Abstract

Protein-mediated DNA looping is a ubiquitous motif in transcriptional control schemes. Formation of these loops is driven by thermal fluctuations of the substrate DNA, which in turn are known to be exquisitely sensitive to mechanical constraints on the DNA. Because DNA in vivo is subject to a complex micromechanical environment, it is intriguing to study the effect of mechanical tension in the substrate DNA on the formation of these regulatory loops to investigate the role of mechanics in controlling gene regulation.
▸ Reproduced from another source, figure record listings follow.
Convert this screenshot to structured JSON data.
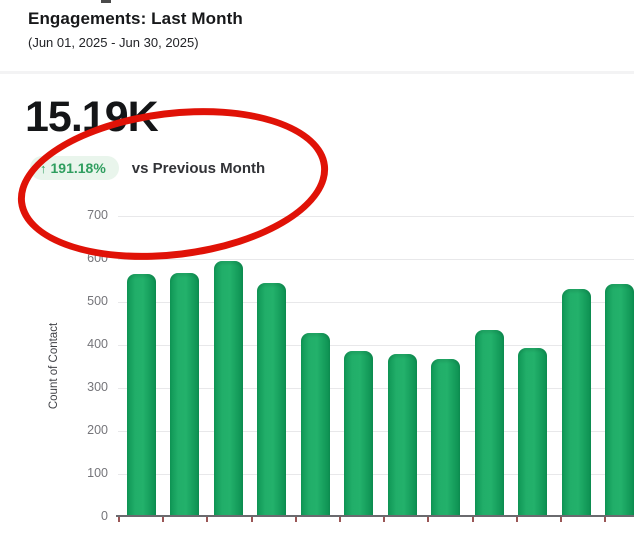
{
  "header": {
    "title": "Engagements: Last Month",
    "subtitle": "(Jun 01, 2025 - Jun 30, 2025)"
  },
  "metric": {
    "value": "15.19K",
    "delta_arrow": "↑",
    "delta": "191.18%",
    "comparison_label": "vs Previous Month",
    "delta_text_color": "#2f9e5f",
    "delta_bg_color": "#e9f5ec"
  },
  "annotation": {
    "shape": "hand-drawn-ellipse",
    "color": "#e01207",
    "circled_content": "191.18% vs Previous Month delta badge"
  },
  "chart_data": {
    "type": "bar",
    "title": "",
    "xlabel": "",
    "ylabel": "Count of Contact",
    "ylim": [
      0,
      700
    ],
    "yticks": [
      0,
      100,
      200,
      300,
      400,
      500,
      600,
      700
    ],
    "grid": true,
    "legend": false,
    "bar_color": "#1ba562",
    "x_tick_labels_visible": false,
    "note": "daily engagements; 12th bar clipped at right edge of screenshot",
    "values": [
      565,
      568,
      595,
      545,
      427,
      386,
      379,
      368,
      436,
      394,
      531,
      543
    ]
  }
}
For this purpose, we measured the formation and breakdown rates of lac repressor-mediated DNA loops under tension using constant-force axial optical tweezers.We observed that an incremental force of less than 100 femtonewtons is sufficient to reduce loop formation rate about sevenfold in a construct with an inter-operator spacing of 305 bp. This result suggests the possibility of mechanical pathways to control gene expression with forces that are two orders of magnitude lower than other typical intracellular forces acting on DNA, such as the forces exerted by RNA polymerase and molecular motors. Moreover, we developed a model that quantifies the relation between the force sensitivity of the loop formation rate and the angle between the incoming and outgoing DNA strand in the loop as a way to infer loop topology from our micromechanical measurements. We conclude that the LacI-mediated DNA loop prefers an anti-parallel loop topology over a parallel conformation.